← 返回列表

Many safety and alignment failures of large language models (LLMs) occur due to out-of-distribution (OOD) situations: unusual prompt or response patterns that are unforeseen by model developers. We systematically study whether LLM monitoring pipelines can detect these OOD alignment failures by introducing a benchmark called Misalignment Out Of Distribution (MOOD). It is difficult to find failures that are truly OOD for off-the-shelf models trained on vast safety datasets. We sidestep this by including a restricted training set in MOOD that we use to train our own monitors, as well as seven test sets with diverse alignment failures that are outside the training distribution. Using MOOD, we find that guard models (safety classifiers) often fail to generalize OOD. To fix this, we propose combining guard models with OOD detectors.

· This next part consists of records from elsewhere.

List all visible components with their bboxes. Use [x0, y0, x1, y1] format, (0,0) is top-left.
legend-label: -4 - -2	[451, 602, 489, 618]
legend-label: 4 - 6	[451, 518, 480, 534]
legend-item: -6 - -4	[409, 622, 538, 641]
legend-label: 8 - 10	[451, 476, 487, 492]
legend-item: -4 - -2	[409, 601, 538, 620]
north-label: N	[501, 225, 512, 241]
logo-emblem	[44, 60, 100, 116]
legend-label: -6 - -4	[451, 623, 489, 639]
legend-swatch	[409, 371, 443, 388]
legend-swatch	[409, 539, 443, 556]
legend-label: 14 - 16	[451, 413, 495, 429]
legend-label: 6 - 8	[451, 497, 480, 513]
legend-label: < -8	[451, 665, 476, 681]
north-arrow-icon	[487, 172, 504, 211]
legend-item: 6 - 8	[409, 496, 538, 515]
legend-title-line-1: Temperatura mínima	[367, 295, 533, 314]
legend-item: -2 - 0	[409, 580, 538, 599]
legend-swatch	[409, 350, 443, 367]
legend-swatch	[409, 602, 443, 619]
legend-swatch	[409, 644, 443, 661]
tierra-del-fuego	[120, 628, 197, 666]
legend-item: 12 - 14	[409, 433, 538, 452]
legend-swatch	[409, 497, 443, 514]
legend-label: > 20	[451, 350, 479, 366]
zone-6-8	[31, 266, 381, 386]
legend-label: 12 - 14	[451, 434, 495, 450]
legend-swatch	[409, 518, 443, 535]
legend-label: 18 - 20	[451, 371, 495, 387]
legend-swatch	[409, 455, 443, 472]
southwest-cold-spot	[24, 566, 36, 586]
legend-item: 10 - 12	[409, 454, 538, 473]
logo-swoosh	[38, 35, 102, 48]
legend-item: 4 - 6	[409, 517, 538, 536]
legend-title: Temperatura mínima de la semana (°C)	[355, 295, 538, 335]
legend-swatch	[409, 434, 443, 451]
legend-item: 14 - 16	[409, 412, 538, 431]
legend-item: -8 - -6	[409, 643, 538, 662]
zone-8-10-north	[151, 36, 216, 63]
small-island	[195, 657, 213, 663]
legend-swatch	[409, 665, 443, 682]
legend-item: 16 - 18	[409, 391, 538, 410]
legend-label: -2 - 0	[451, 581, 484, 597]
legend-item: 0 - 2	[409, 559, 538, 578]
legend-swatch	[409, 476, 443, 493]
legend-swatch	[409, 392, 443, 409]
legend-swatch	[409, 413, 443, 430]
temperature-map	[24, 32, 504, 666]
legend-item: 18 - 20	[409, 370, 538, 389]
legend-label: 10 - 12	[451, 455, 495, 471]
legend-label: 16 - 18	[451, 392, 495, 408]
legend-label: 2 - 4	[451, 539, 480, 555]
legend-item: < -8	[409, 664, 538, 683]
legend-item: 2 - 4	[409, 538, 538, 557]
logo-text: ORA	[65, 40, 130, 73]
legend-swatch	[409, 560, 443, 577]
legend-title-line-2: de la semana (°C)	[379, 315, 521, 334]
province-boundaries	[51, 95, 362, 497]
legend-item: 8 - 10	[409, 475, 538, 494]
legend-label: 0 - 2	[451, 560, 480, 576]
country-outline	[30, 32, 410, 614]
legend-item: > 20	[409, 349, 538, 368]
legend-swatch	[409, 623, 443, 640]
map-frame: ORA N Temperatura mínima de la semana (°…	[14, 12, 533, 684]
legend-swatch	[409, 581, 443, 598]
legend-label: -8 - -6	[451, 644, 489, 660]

We test four types of OOD detectors and find that a combination of a guard model with Mahalanobis distance and perplexity-based OOD detectors can improve recall from 39% to 45%. We also establish positive scaling trends across model scales for monitors that combine a guard model and OOD detector; we find that incorporating OOD detection into monitoring achieves a higher recall gain than using a guard model with 20 times more parameters. Our work suggests that OOD detection should be a crucial component of LLM monitoring and provides a foundation for further work on this important problem.